Garrett was well regarded by co-owners John Mara and Steve Tisch after spending time with the organization from 2000 to 2003 as a player. They respected him from a distance as a coach when he was with the Dallas Cowboys. Property therefore suggested that the judge meet Garrett after taking over from the Giants.
The judge agreed, the meeting apparently went well and Garrett eventually became the coordinator despite not being in the judge’s working circle and not calling any exhibits since 2013.
“Just very simply on the staff, I hire the staff,” the judge said Tuesday in response to the idea that Garrett had been forced on him by property.
It didn’t matter. Garrett always seemed on the wrong side of things.
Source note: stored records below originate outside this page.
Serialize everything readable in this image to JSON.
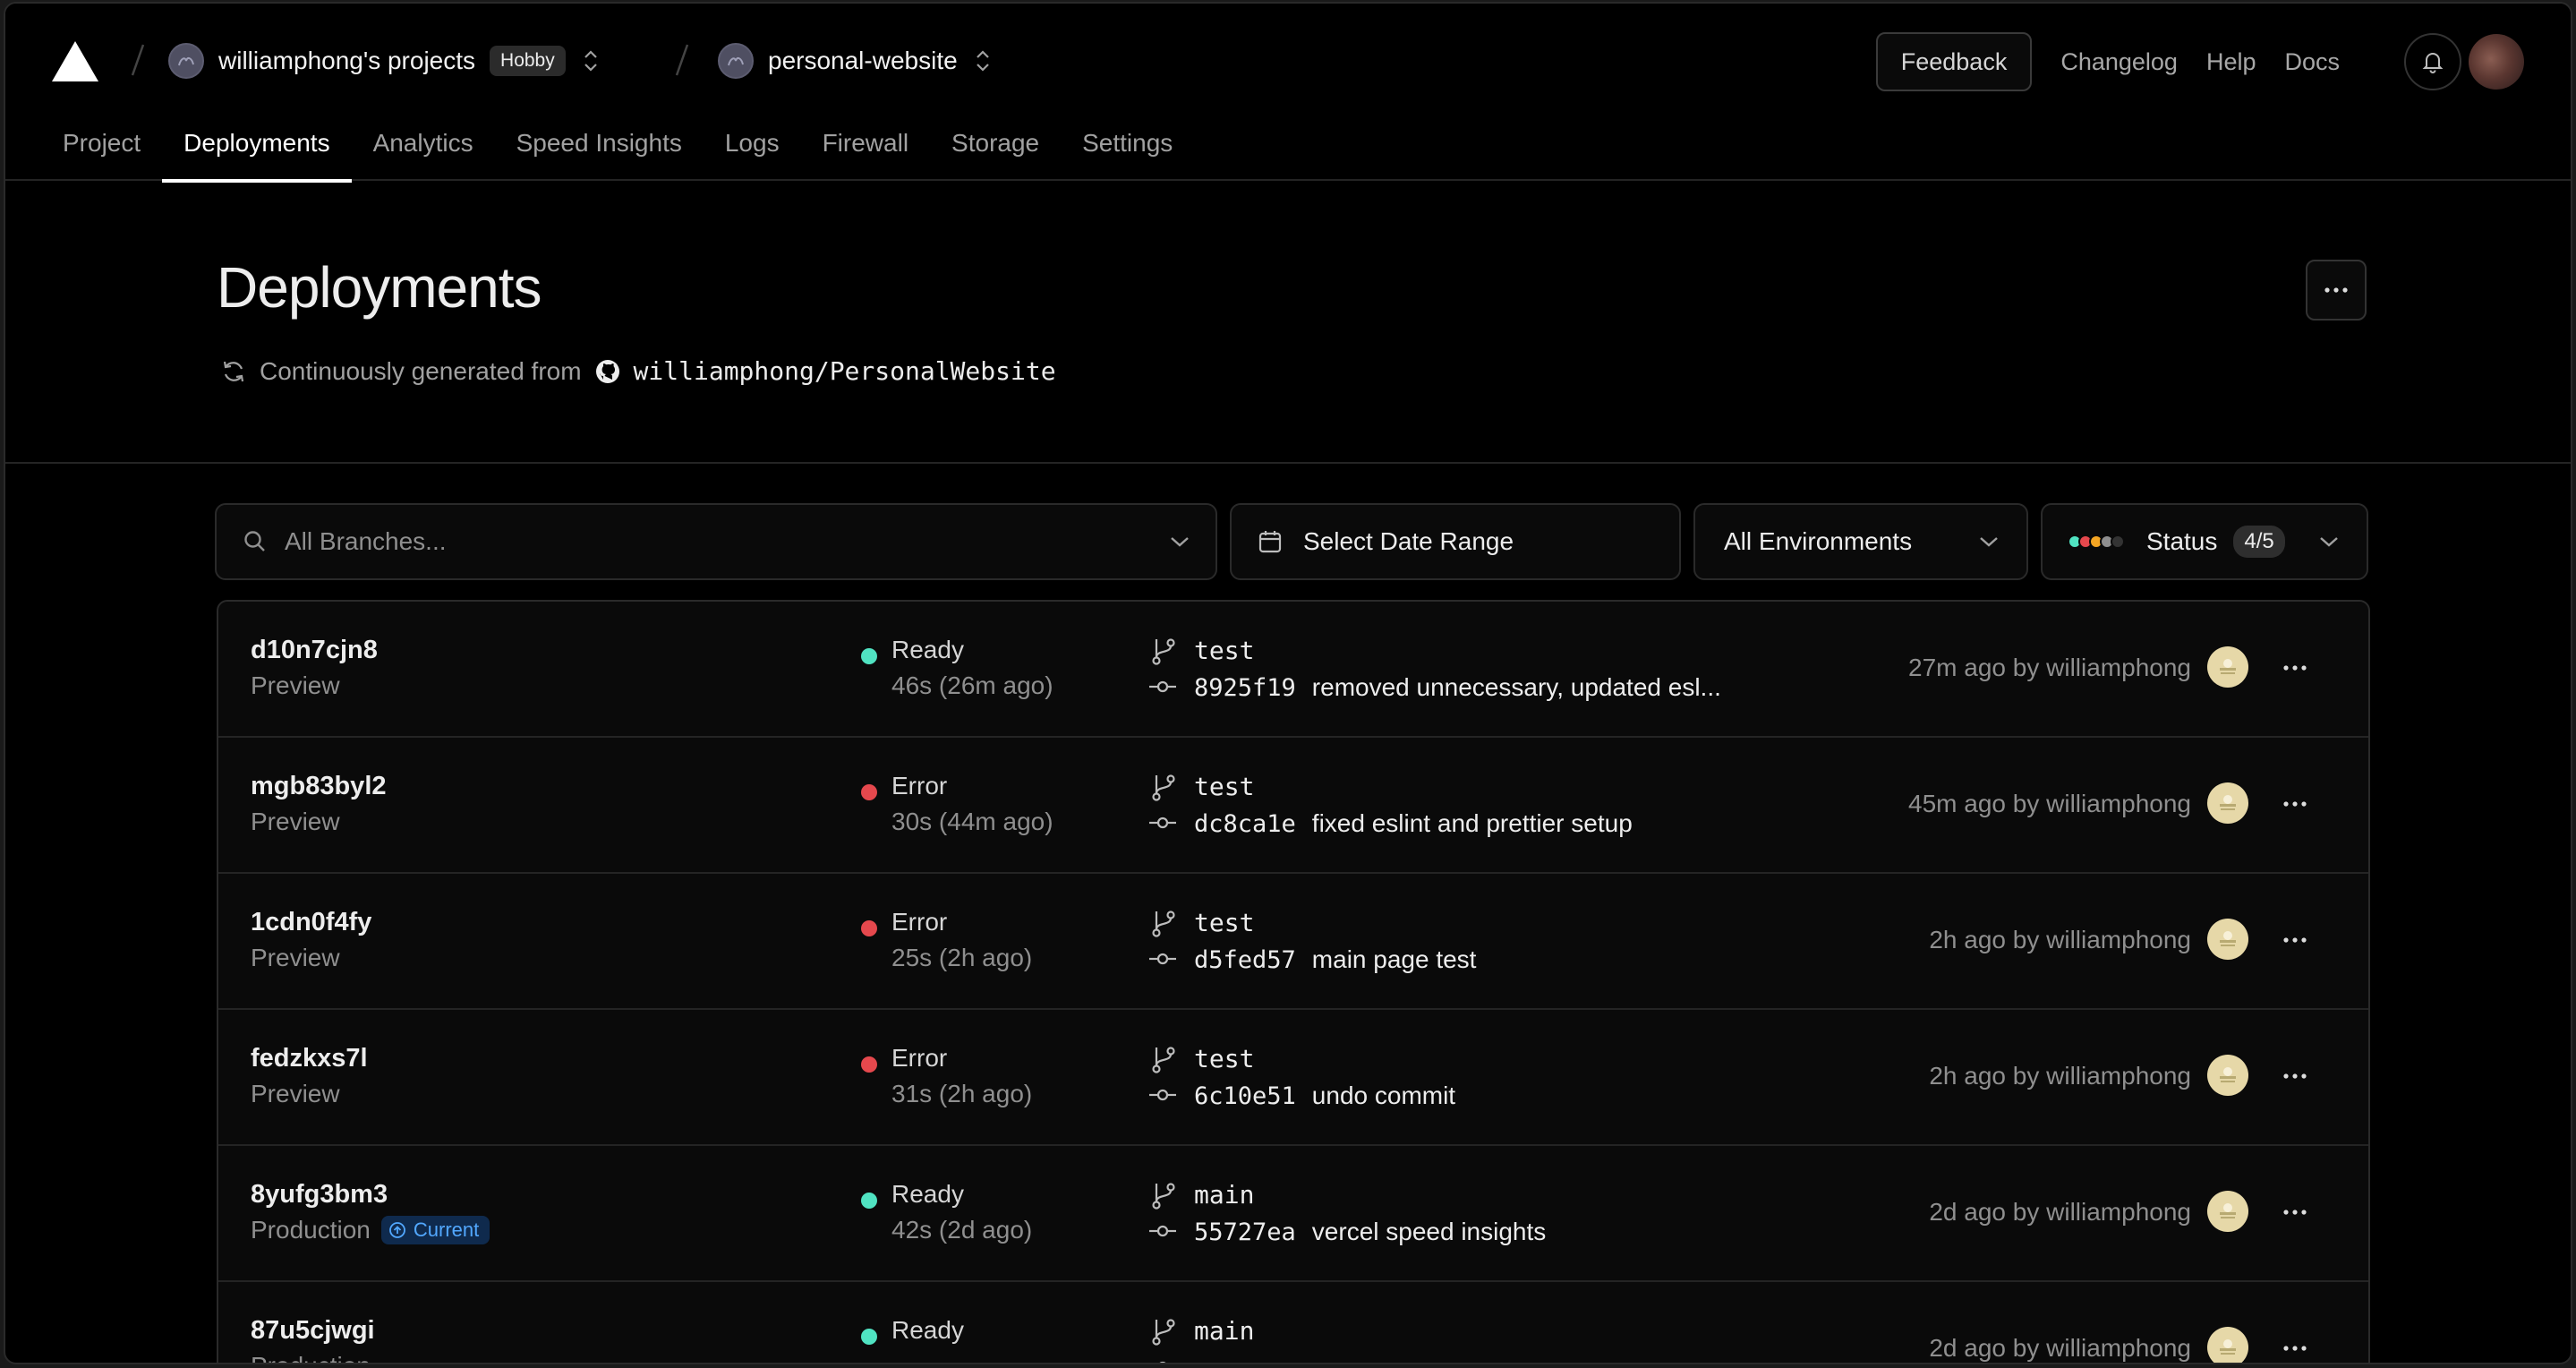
{
  "header": {
    "team_name": "williamphong's projects",
    "plan_badge": "Hobby",
    "project_name": "personal-website",
    "feedback_label": "Feedback",
    "links": [
      "Changelog",
      "Help",
      "Docs"
    ]
  },
  "tabs": [
    {
      "label": "Project",
      "active": false
    },
    {
      "label": "Deployments",
      "active": true
    },
    {
      "label": "Analytics",
      "active": false
    },
    {
      "label": "Speed Insights",
      "active": false
    },
    {
      "label": "Logs",
      "active": false
    },
    {
      "label": "Firewall",
      "active": false
    },
    {
      "label": "Storage",
      "active": false
    },
    {
      "label": "Settings",
      "active": false
    }
  ],
  "page": {
    "title": "Deployments",
    "source_prefix": "Continuously generated from",
    "repo": "williamphong/PersonalWebsite"
  },
  "filters": {
    "branch_placeholder": "All Branches...",
    "date_range": "Select Date Range",
    "environment": "All Environments",
    "status_label": "Status",
    "status_count": "4/5",
    "status_colors": [
      "#50e3c2",
      "#e5484d",
      "#f5a623",
      "#8f8f8f",
      "#333333"
    ]
  },
  "colors": {
    "ready": "#50e3c2",
    "error": "#e5484d",
    "accent": "#52a8ff"
  },
  "deployments": [
    {
      "id": "d10n7cjn8",
      "environment": "Preview",
      "current": "",
      "status": "Ready",
      "status_type": "ready",
      "duration": "46s (26m ago)",
      "branch": "test",
      "commit_hash": "8925f19",
      "commit_message": "removed unnecessary, updated esl...",
      "created": "27m ago by williamphong"
    },
    {
      "id": "mgb83byl2",
      "environment": "Preview",
      "current": "",
      "status": "Error",
      "status_type": "error",
      "duration": "30s (44m ago)",
      "branch": "test",
      "commit_hash": "dc8ca1e",
      "commit_message": "fixed eslint and prettier setup",
      "created": "45m ago by williamphong"
    },
    {
      "id": "1cdn0f4fy",
      "environment": "Preview",
      "current": "",
      "status": "Error",
      "status_type": "error",
      "duration": "25s (2h ago)",
      "branch": "test",
      "commit_hash": "d5fed57",
      "commit_message": "main page test",
      "created": "2h ago by williamphong"
    },
    {
      "id": "fedzkxs7l",
      "environment": "Preview",
      "current": "",
      "status": "Error",
      "status_type": "error",
      "duration": "31s (2h ago)",
      "branch": "test",
      "commit_hash": "6c10e51",
      "commit_message": "undo commit",
      "created": "2h ago by williamphong"
    },
    {
      "id": "8yufg3bm3",
      "environment": "Production",
      "current": "Current",
      "status": "Ready",
      "status_type": "ready",
      "duration": "42s (2d ago)",
      "branch": "main",
      "commit_hash": "55727ea",
      "commit_message": "vercel speed insights",
      "created": "2d ago by williamphong"
    },
    {
      "id": "87u5cjwgi",
      "environment": "Production",
      "current": "",
      "status": "Ready",
      "status_type": "ready",
      "duration": "",
      "branch": "main",
      "commit_hash": "",
      "commit_message": "",
      "created": "2d ago by williamphong"
    }
  ]
}
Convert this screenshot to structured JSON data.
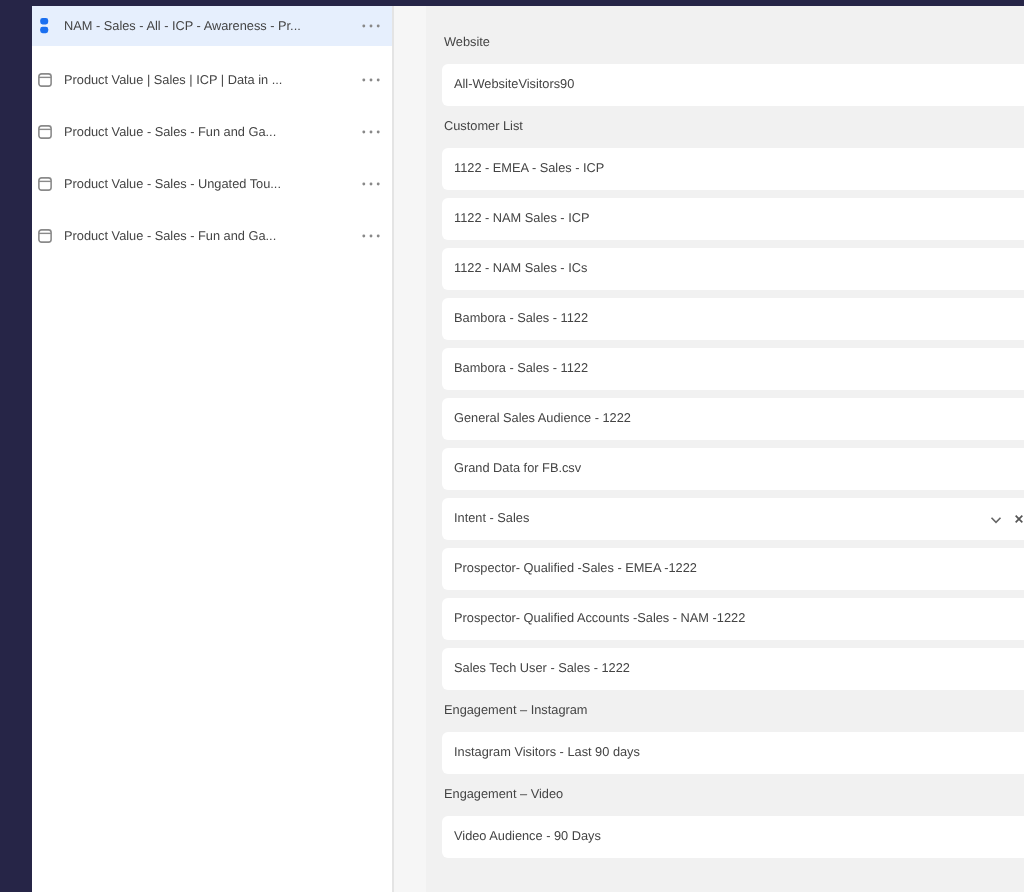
{
  "sidebar": {
    "items": [
      {
        "label": "NAM - Sales - All - ICP - Awareness - Pr...",
        "selected": true
      },
      {
        "label": "Product Value | Sales | ICP | Data in ...",
        "selected": false
      },
      {
        "label": "Product Value - Sales - Fun and Ga...",
        "selected": false
      },
      {
        "label": "Product Value - Sales - Ungated Tou...",
        "selected": false
      },
      {
        "label": "Product Value - Sales - Fun and Ga...",
        "selected": false
      }
    ]
  },
  "groups": [
    {
      "label": "Website",
      "rows": [
        {
          "kind": "value",
          "text": "All-WebsiteVisitors90"
        }
      ]
    },
    {
      "label": "Customer List",
      "rows": [
        {
          "kind": "value",
          "text": "1122 - EMEA - Sales - ICP"
        },
        {
          "kind": "value",
          "text": "1122 - NAM Sales - ICP"
        },
        {
          "kind": "value",
          "text": "1122 - NAM Sales - ICs"
        },
        {
          "kind": "value",
          "text": "Bambora - Sales - 1122"
        },
        {
          "kind": "value",
          "text": "Bambora - Sales - 1122"
        },
        {
          "kind": "value",
          "text": "General Sales Audience - 1222"
        },
        {
          "kind": "value",
          "text": "Grand Data for FB.csv"
        },
        {
          "kind": "select",
          "text": "Intent - Sales"
        },
        {
          "kind": "value",
          "text": "Prospector- Qualified -Sales - EMEA -1222"
        },
        {
          "kind": "value",
          "text": "Prospector- Qualified Accounts -Sales - NAM -1222"
        },
        {
          "kind": "value",
          "text": "Sales Tech User - Sales - 1222"
        }
      ]
    },
    {
      "label": "Engagement – Instagram",
      "rows": [
        {
          "kind": "value",
          "text": "Instagram Visitors - Last 90 days"
        }
      ]
    },
    {
      "label": "Engagement – Video",
      "rows": [
        {
          "kind": "value",
          "text": "Video Audience - 90 Days"
        }
      ]
    }
  ]
}
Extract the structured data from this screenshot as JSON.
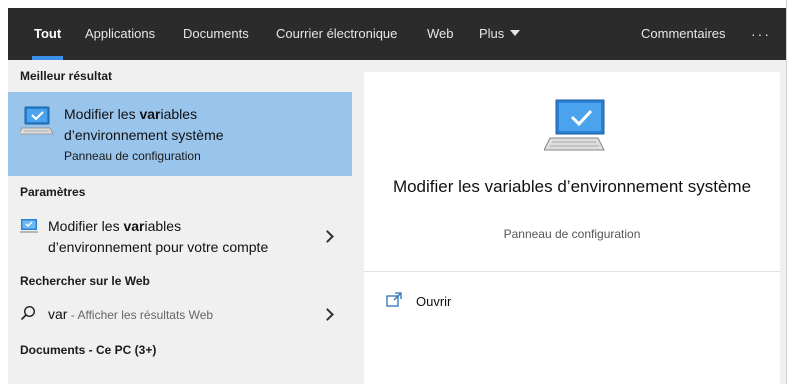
{
  "tabs": [
    {
      "label": "Tout",
      "active": true
    },
    {
      "label": "Applications"
    },
    {
      "label": "Documents"
    },
    {
      "label": "Courrier électronique"
    },
    {
      "label": "Web"
    },
    {
      "label": "Plus"
    }
  ],
  "header_right": {
    "feedback": "Commentaires",
    "more": "···"
  },
  "best_match": {
    "section": "Meilleur résultat",
    "title_line1_pre": "Modifier les ",
    "title_line1_bold": "var",
    "title_line1_post": "iables",
    "title_line2": "d’environnement système",
    "subtitle": "Panneau de configuration",
    "icon": "monitor-check-icon"
  },
  "settings": {
    "section": "Paramètres",
    "title_pre": "Modifier les ",
    "title_bold": "var",
    "title_post": "iables",
    "title_line2": "d’environnement pour votre compte",
    "icon": "settings-monitor-icon"
  },
  "web": {
    "section": "Rechercher sur le Web",
    "query": "var",
    "hint": " - Afficher les résultats Web",
    "icon": "search-icon"
  },
  "documents": {
    "section": "Documents - Ce PC (3+)"
  },
  "preview": {
    "title": "Modifier les variables d’environnement système",
    "subtitle": "Panneau de configuration",
    "action_open": "Ouvrir",
    "icon": "monitor-check-icon"
  },
  "colors": {
    "accent": "#3c8ee8",
    "selected": "#99c4ec",
    "header": "#2b2b2b"
  }
}
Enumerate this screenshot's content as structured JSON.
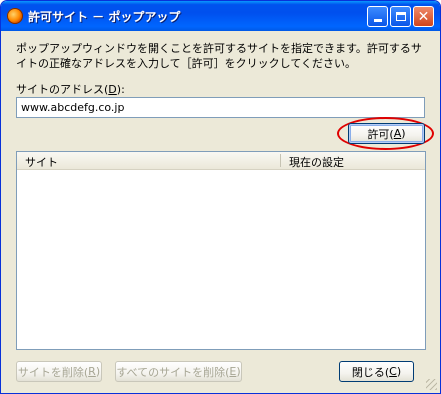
{
  "window": {
    "title": "許可サイト － ポップアップ",
    "controls": {
      "minimize": "minimize-icon",
      "maximize": "maximize-icon",
      "close": "close-icon"
    }
  },
  "description": "ポップアップウィンドウを開くことを許可するサイトを指定できます。許可するサイトの正確なアドレスを入力して［許可］をクリックしてください。",
  "address": {
    "label_text": "サイトのアドレス(",
    "label_accel": "D",
    "label_end": "):",
    "value": "www.abcdefg.co.jp"
  },
  "allow_button": {
    "text": "許可(",
    "accel": "A",
    "end": ")"
  },
  "site_list": {
    "columns": [
      "サイト",
      "現在の設定"
    ],
    "rows": []
  },
  "buttons": {
    "remove": {
      "text": "サイトを削除(",
      "accel": "R",
      "end": ")"
    },
    "remove_all": {
      "text": "すべてのサイトを削除(",
      "accel": "E",
      "end": ")"
    },
    "close": {
      "text": "閉じる(",
      "accel": "C",
      "end": ")"
    }
  },
  "colors": {
    "titlebar": "#0053ee",
    "highlight_ellipse": "#e00000",
    "dialog_bg": "#ece9d8"
  }
}
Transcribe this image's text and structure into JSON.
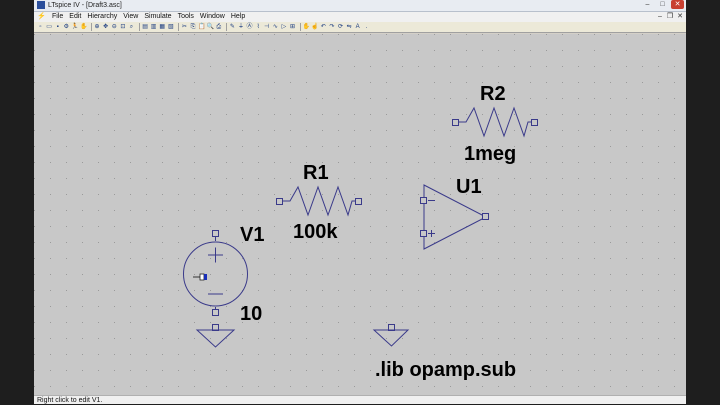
{
  "window": {
    "title": "LTspice IV - [Draft3.asc]",
    "minimize": "–",
    "maximize": "□",
    "close": "✕"
  },
  "menubar": {
    "items": [
      {
        "label": "File"
      },
      {
        "label": "Edit"
      },
      {
        "label": "Hierarchy"
      },
      {
        "label": "View"
      },
      {
        "label": "Simulate"
      },
      {
        "label": "Tools"
      },
      {
        "label": "Window"
      },
      {
        "label": "Help"
      }
    ]
  },
  "schematic": {
    "v1": {
      "name": "V1",
      "value": "10"
    },
    "r1": {
      "name": "R1",
      "value": "100k"
    },
    "r2": {
      "name": "R2",
      "value": "1meg"
    },
    "u1": {
      "name": "U1"
    },
    "directive": ".lib opamp.sub"
  },
  "status": {
    "text": "Right click to edit V1."
  }
}
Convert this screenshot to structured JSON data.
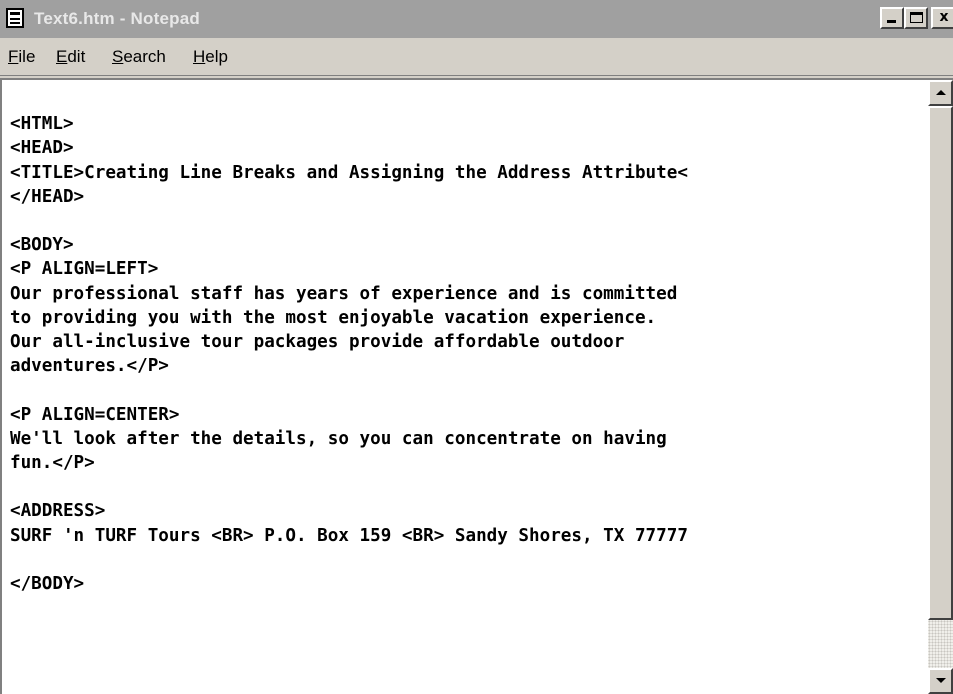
{
  "window": {
    "title": "Text6.htm - Notepad",
    "controls": {
      "minimize_icon": "minimize-icon",
      "maximize_icon": "maximize-icon",
      "close_label": "x"
    }
  },
  "menu": {
    "items": [
      {
        "underline": "F",
        "rest": "ile"
      },
      {
        "underline": "E",
        "rest": "dit"
      },
      {
        "underline": "S",
        "rest": "earch"
      },
      {
        "underline": "H",
        "rest": "elp"
      }
    ]
  },
  "editor": {
    "text": "\n<HTML>\n<HEAD>\n<TITLE>Creating Line Breaks and Assigning the Address Attribute<\n</HEAD>\n\n<BODY>\n<P ALIGN=LEFT>\nOur professional staff has years of experience and is committed\nto providing you with the most enjoyable vacation experience.\nOur all-inclusive tour packages provide affordable outdoor\nadventures.</P>\n\n<P ALIGN=CENTER>\nWe'll look after the details, so you can concentrate on having\nfun.</P>\n\n<ADDRESS>\nSURF 'n TURF Tours <BR> P.O. Box 159 <BR> Sandy Shores, TX 77777\n\n</BODY>"
  },
  "colors": {
    "titlebar_inactive": "#a0a0a0",
    "chrome": "#d4d0c8",
    "editor_bg": "#ffffff"
  }
}
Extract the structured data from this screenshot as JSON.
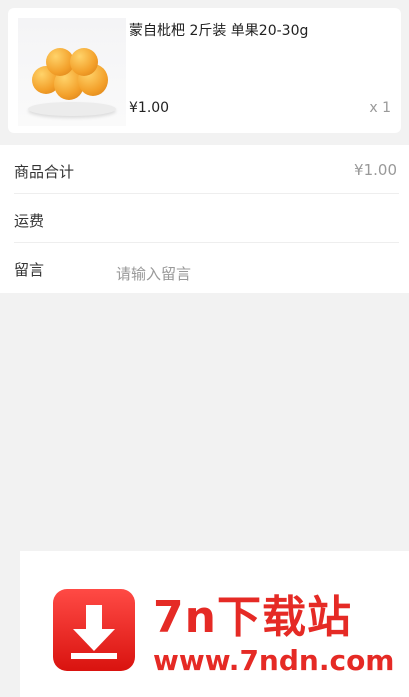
{
  "product": {
    "title": "蒙自枇杷 2斤装 单果20-30g",
    "price": "¥1.00",
    "quantity": "x 1",
    "image_icon": "loquat-fruit-image"
  },
  "summary": {
    "subtotal_label": "商品合计",
    "subtotal_value": "¥1.00",
    "shipping_label": "运费",
    "memo_label": "留言",
    "memo_placeholder": "请输入留言"
  },
  "watermark": {
    "title": "7n下载站",
    "url": "www.7ndn.com",
    "icon": "download-arrow-icon"
  },
  "colors": {
    "background": "#f2f2f2",
    "watermark_red": "#e52a25"
  }
}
His fate seemed inevitable after the departure of two of his former assistants in Dallas: offensive line coach Marc Colombo, who was fired after an altercation with Judge last season and assistant running backs coach Stephen Brown, who has not been brought back this season.
According to sources, the Giants have considered sacking Garrett during the offseason. But Garrett’s relationship with Jones prompted the Giants to give college another try. It went on for another 10 mostly unsuccessful games that saw the Giants rank 25th in the NFL at 18.9 points per game.
There were signs last week that the relationship was drawing to a close when Garrett made curious comments about the state of the offensive line, noting that the unit was in the infant stages of a rebuild.
The rebuilding of the Giants will continue without him, but with others under the microscope.